Nevertheless, there are resources which may help you pick out the current hotspots – and you might want to make a start at least with our comprehensive hot spot series on practically every city and town in the UK.
Investing in the North
In recent years, there has been much talk of the “Northern Powerhouse”. As the spotlight has shone on this part of the UK, interest has inevitably peaked among property investors.
But if you are interested in investing in this particular powerhouse, it might help to know exactly where “the North” is – and the definition may prove quite elusive.
The Property Hub, for example, defines the North as anywhere north of Chester. But several other property investment specialists, including the Buy Association, are more flexible in their definition and include the Midlands.

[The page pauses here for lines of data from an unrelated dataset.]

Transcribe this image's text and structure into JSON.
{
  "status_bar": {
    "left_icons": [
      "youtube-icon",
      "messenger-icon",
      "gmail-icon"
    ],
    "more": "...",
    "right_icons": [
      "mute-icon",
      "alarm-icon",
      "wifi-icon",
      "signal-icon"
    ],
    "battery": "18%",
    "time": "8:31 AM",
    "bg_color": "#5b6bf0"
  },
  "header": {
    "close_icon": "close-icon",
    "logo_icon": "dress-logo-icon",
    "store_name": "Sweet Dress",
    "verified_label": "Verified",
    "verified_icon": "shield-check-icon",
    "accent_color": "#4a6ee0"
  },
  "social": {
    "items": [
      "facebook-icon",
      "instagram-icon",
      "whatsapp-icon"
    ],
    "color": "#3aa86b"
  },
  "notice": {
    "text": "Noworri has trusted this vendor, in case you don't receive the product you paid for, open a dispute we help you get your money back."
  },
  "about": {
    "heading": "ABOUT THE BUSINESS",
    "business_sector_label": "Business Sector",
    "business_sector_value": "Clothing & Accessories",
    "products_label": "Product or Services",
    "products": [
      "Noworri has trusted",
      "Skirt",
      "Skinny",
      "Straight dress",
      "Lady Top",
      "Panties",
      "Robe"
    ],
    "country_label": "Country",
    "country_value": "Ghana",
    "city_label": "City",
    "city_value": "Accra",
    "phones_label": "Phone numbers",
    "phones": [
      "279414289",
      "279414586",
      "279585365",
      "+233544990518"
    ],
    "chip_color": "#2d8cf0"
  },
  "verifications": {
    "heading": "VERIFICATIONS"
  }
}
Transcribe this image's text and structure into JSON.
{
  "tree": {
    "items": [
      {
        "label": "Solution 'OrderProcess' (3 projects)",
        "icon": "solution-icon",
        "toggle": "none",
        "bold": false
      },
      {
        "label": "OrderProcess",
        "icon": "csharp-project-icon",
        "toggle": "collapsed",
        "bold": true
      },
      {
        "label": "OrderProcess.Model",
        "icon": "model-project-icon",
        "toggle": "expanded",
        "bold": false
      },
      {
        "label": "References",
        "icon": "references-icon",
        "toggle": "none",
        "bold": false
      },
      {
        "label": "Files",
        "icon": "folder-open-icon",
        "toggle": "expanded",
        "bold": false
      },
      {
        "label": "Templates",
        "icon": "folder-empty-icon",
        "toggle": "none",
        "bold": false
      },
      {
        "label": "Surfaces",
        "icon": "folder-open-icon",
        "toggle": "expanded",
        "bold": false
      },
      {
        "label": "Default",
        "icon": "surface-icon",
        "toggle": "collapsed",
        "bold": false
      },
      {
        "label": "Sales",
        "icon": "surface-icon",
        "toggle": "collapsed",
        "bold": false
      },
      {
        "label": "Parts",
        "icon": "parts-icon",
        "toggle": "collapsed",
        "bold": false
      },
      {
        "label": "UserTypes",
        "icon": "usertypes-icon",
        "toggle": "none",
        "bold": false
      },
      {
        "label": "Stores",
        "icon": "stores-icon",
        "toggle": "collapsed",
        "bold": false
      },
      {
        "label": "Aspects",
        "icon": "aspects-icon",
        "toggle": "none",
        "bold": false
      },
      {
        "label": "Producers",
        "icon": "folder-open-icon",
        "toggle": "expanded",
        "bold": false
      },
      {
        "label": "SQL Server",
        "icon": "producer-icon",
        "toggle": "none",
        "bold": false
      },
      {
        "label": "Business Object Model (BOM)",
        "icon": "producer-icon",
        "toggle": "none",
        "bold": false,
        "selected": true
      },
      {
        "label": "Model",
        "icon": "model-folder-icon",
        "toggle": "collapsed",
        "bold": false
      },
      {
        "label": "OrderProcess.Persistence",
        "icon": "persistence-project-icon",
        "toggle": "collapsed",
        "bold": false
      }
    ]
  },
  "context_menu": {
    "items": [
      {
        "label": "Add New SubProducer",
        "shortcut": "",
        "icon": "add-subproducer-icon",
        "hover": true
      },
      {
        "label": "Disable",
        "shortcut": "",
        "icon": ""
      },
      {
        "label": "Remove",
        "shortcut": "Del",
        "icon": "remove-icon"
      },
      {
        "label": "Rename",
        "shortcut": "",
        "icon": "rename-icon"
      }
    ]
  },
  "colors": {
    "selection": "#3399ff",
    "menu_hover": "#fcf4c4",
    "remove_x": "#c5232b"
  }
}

Manchester, Birmingham, Leeds, and Liverpool
Citing a Global Real Estate Outlook published by IP Global, the Buy Association pins its investment colours to the four cities of Manchester, Birmingham, Leeds and Liverpool as the latest hotspots in the North:
- the Buy Association says that 21% of all homes bought in Manchester in the past year have been purchased by landlords;
- during the same period, average prices of these properties have increased by more than 10%, and average rental yields currently stand at around 7%;
- the average price of homes purchased by investors is £182,630;
- interest has expanded from the Greater Manchester area itself into outlying areas such as Sale and Altrincham;
- often considered the UK’s second city, Birmingham’s population is expected to grow to 1.3 million by the year 2039, significantly increasing the demand for rental accommodation;
- homes have increased in value by nearly 9% in the past 12 months, and rental yields currently stand at just over 6%;
- the average price of homes bought by investors is a little over £200,000;
- residential property in Leeds achieves an average price of £196,000 – some 4% higher than a year ago;
- according to figures published by Buy Association, rental yields of some 6.8% may currently be achieved, but the size of the rental market may rise by nearly 19% by 2022;
- the current shortage of homes to rent means that demand outstrips supply – and this is likely to continue until at least 2021;
- the city offers some of the cheapest buy to let investments – the average price of a home in Liverpool is little more than £140,000 (an increase of only 2.4% on the previous year);
- in some parts of the city, rental yields as high as an impressive 12% have been reported, and the average stands at more than 8%;
- last year, more than a quarter of all homes purchased were by buy to let investors
However you choose to define it, the North’s major cities currently offer attractive prospects for property investors – and look set to continue to do so well into the future.